Let $z=x+i \in \mathbb{R}+i$ with $x\in\mathbb{R}$. Then $$ \phi(x+i) = \tanh\left(\frac{\pi}{4}(x+i)\right). $$ Set $\frac{\pi}{4}x = u$, so that $u\in\mathbb{R}$. Then $$ \phi(x+i) = \tanh(u + i\tfrac{\pi}{4}). $$ Using the formula for the hyperbolic tangent of a complex argument, $$ \tanh(a+ib) = \frac{\tanh(a) + i\tan(b)}{1 + i\tanh(a)\tan(b)}, $$ we plug in $a=u$ and $b=\frac{\pi}{4}$, noting that $\tan(\frac{\pi}{4})=1$: $$ \phi(x+i) = \frac{\tanh(u) + i}{1 + i\tanh(u)}=\frac{\tanh(u) + i}{1 + i\,\tanh(u)} = \frac{2\,\tanh(u)}{1 + \tanh(u)^2} + i\,\frac{1 - \tanh(u)^2}{1 + \tanh(u)^2}. $$

We can easily check that 
\[(\frac{2\,\tanh(u)}{1 + \tanh(u)^2})^2+(\frac{1 - \tanh(u)^2}{1 + \tanh(u)^2})^2=1.\]
Hence $\phi$ maps $\mathbb{R}+i$ to the unit circle. 
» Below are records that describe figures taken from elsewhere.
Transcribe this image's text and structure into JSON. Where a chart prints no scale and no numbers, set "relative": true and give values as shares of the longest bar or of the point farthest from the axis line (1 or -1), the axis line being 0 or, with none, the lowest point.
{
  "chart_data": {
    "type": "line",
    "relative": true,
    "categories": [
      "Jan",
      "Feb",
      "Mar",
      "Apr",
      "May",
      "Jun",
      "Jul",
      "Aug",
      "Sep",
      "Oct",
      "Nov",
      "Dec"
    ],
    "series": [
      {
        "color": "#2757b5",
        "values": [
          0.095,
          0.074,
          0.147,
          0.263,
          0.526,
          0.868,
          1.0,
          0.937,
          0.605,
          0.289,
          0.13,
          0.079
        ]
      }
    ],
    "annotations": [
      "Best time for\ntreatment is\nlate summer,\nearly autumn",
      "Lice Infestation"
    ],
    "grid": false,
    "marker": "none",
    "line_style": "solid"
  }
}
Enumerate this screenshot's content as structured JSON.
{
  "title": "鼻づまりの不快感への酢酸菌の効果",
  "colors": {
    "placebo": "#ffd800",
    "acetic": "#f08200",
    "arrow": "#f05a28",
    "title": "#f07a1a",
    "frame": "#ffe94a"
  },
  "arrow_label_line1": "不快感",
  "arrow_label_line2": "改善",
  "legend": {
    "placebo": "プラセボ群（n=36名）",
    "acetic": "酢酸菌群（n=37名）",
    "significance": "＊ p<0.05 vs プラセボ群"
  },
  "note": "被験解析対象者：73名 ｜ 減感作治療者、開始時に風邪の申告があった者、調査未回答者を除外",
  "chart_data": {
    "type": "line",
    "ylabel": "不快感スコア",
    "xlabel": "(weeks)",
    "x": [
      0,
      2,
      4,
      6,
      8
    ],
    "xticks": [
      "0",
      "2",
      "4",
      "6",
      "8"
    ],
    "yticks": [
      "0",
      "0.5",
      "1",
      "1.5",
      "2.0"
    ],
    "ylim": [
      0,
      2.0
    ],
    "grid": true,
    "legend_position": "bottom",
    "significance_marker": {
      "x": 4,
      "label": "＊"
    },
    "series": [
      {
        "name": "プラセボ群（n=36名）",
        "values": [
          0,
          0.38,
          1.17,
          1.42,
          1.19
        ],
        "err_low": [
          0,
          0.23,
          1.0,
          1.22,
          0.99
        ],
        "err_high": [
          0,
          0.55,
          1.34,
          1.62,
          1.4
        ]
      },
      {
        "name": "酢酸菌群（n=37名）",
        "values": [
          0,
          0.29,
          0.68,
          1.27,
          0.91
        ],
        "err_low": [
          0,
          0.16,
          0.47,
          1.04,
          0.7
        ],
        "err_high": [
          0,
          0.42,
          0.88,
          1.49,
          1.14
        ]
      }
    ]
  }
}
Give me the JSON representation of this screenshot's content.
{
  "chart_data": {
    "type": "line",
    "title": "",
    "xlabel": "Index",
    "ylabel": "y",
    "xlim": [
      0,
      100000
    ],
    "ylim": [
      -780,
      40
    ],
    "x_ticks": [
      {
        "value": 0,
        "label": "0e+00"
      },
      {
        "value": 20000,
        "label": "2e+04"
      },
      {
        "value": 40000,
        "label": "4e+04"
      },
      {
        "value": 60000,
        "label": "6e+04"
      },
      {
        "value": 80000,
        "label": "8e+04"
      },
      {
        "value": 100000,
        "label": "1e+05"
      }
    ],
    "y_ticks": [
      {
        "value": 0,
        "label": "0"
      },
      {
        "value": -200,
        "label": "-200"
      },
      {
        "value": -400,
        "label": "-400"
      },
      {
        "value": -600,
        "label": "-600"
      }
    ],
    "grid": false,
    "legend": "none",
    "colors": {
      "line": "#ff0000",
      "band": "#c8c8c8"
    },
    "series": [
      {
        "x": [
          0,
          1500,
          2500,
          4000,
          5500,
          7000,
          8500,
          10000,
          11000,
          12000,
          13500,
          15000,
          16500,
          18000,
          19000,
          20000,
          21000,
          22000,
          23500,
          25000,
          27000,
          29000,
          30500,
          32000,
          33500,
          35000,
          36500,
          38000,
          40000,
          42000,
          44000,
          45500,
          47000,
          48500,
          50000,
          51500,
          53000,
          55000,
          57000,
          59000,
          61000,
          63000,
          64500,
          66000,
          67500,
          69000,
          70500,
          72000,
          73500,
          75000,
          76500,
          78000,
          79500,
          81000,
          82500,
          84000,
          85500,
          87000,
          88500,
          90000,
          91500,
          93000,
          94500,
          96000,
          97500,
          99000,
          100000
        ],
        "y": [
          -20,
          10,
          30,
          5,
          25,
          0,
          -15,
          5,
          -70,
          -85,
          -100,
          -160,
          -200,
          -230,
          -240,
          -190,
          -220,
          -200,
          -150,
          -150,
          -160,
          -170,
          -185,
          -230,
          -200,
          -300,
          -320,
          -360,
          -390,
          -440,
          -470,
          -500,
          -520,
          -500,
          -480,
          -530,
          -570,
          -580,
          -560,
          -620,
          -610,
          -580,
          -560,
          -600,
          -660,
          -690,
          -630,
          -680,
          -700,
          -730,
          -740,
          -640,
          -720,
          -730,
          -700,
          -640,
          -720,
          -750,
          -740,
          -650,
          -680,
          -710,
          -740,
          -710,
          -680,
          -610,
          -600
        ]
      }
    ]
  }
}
Note that $\tanh (-\infty)=-1$ and $\tanh (\infty)=1$. Note also that the function
$$\frac{2\,\tanh(u)}{1 + \tanh(u)^2}$$
is a strcitly increasing function whose range is $(-1,1)$ with 
$$\phi(-\infty+i)=-1, \ \ \ \phi (\infty+i)=1,$$
and as $x$ goes from $-\infty$ to $+\infty$ the values of $\phi(-\infty+i)$ goes from $-1$ to $+1$ on the unit circle. Hence $\phi$ maps $\mathbb{R}+i$ bijectively to $$\{e^{i\theta} : \theta\in(0,\pi)\}.$$

Indeed, as $x$ runs from $-\infty$ to $\infty$, $\phi(x+i)$ runs along the unit circle from $-1$ to $1$ through $i$, which is the upper semicircle of the unit circle $\{e^{i\theta}:\theta\in(0,\pi)\}$. A similar argument, or using symmetry, shows that $\mathbb{R}-i$ maps to the lower semicircle $\{e^{i\theta}:\theta\in(-\pi,0)\}$.